UNDP Afghanistan: ABADEI Mapping Dashboard prototype model
Digitising our delivery not only benefits UNDP. It also builds on the implementing partners to track and trace where development should be delivered proportionally in a decentralised mode of implementation. This will also support to validate interventions that are community led.
Future proofing UNDP in crisis
Models of development are adapting to more global disruption than in past decade. Climatic, political, and public health shocks are more pertinent leaving UNDP to transform development approaches to be more agile in complex situations. The ABADEI partnership uses a multi-stakeholder and platform approach, to implement development in Afghanistan. Strategic partnerships have made it possible to stay and deliver for the people of Afghanistan under the ABADEI programme.
UNDP Afghanistan: ABADEI has two tiers across 4 areas of Afghanistan. 1) Emergency Phase implementing from 06-12 months basic human needs preservation and safeguarding of essentials services and livelihoods. 2) Community Resilience from 12-24 months of the intervention.
Future proofing UNDP in crisis
Models of development are adapting to more global disruption than in past decade. Climatic, political, and public health shocks are more pertinent leaving UNDP to transform development approaches to be more agile in complex situations. The ABADEI partnership uses a multi-stakeholder and platform approach, to implement development in Afghanistan. Strategic partnerships have made it possible to stay and deliver for the people of Afghanistan under the ABADEI programme.
Learning from each other is critical in protracted crisis
Going forward, the ABADEI programme will build on implementing partners to have more granular data to understand at the district level and village levels specific targets of intervention.
Digitising ABADEI clusters can support longitude planning in a crisis situation to forecast preparedness, recovery, and resilience interventions. However, feedback loop systems must be robust to expand ABADEI.

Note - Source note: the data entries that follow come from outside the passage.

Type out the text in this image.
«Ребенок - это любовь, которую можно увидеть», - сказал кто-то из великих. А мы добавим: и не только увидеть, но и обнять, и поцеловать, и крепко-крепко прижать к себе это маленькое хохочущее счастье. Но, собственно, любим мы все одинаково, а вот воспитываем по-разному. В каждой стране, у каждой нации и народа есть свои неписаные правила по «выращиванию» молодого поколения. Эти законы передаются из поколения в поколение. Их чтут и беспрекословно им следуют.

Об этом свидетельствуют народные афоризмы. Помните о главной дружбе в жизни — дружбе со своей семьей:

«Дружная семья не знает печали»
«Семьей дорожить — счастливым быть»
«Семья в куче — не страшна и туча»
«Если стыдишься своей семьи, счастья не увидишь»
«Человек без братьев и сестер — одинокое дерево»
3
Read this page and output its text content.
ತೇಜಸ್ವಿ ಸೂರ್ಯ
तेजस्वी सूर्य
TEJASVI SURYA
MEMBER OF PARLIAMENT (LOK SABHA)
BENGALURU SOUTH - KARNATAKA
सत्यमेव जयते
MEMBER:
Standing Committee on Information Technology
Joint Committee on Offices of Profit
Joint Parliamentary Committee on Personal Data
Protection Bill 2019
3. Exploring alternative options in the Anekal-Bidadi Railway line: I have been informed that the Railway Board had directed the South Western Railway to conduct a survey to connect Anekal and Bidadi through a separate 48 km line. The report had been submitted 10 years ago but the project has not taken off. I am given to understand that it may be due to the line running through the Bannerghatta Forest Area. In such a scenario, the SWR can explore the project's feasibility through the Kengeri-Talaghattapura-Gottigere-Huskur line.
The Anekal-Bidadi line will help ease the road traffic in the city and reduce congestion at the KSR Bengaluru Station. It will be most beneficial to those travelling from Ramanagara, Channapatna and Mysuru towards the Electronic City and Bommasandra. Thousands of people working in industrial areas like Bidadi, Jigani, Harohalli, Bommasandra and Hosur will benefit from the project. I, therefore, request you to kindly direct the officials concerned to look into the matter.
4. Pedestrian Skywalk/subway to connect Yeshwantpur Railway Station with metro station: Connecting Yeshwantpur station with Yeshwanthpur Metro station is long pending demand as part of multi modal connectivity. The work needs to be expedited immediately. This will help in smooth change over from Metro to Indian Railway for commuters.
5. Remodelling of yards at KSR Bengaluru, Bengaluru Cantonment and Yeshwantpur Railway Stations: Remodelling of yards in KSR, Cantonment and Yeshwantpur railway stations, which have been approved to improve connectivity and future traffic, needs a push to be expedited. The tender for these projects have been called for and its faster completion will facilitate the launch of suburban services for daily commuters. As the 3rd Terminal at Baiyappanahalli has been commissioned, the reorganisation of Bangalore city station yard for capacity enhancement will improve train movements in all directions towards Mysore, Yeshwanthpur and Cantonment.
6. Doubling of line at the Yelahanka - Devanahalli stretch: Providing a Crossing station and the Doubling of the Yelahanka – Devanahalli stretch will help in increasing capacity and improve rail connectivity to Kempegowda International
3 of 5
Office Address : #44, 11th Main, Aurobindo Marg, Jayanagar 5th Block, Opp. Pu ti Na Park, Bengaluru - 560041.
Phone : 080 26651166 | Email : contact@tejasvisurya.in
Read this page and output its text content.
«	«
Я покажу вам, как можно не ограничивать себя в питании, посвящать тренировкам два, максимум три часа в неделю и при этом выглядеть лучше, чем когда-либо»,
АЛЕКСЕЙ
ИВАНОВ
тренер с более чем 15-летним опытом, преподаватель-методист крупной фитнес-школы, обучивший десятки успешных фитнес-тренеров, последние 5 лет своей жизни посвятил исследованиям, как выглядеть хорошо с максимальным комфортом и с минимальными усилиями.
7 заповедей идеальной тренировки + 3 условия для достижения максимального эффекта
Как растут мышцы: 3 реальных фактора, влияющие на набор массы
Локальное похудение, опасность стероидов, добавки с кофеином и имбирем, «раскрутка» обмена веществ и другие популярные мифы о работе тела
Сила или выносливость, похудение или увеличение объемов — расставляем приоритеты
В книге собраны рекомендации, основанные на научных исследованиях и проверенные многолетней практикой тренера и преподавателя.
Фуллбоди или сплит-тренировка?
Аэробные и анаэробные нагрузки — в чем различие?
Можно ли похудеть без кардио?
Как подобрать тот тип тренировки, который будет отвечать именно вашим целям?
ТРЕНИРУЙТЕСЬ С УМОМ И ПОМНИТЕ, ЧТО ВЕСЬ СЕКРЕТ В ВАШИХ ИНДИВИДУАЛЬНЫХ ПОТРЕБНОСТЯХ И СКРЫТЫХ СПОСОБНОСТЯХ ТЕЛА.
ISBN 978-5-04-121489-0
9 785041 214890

“This is a testing period for all of us and the implementation needs to be on the ground as soon as possible. It will help us see how to improve and challenges. We want you to be our eyes to know what the needs are and demands on the ground,” says, Surayo Buzurukova, UNDP Deputy Resident Representative to Afghanistan
About ABADEI consortium of partners
CARE
CARE International is a global confederation of 16 members and four candidates and one affiliate organization working together to end poverty. In 2020, CARE worked in 104 countries worldwide, implementing 1,349 poverty-fighting development and humanitarian aid projects. We reached more than 92.3 million people directly and 433.4 million people indirectly.
Danish Refugee Council
Danish Refugee Council is a leading international humanitarian displacement organization, supporting refugees and internally displaced persons during displacement, in exile, when settling and integrating into a new place, or upon return. We provide protection and life-saving humanitarian assistance. We support displaced persons in becoming self-reliant and included in hosting societies - and we work with communities, civil society, and responsible authorities to promote the protection of rights and peaceful coexistence.
Islamic Relief
Islamic Relief Worldwide (IRW) has worked in Afghanistan since 1999, supporting livelihoods, healthcare, and education in the most vulnerable communities across the country. IRW provides both emergency aid and long-term development.
Norwegian Church Aid
Norwegian Church Aid works with people and organizations worldwide in their struggle to eradicate poverty and injustice. We help those whose greatest needs, regardless of ethnicity, creed, political or religious affiliation.
Swedish Committee for Afghanistan
The Swedish Committee for Afghanistan has worked in Afghanistan for more than thirty-nine years. We will continue to do so even now. We have more than 6,000 employees working in different parts of the country.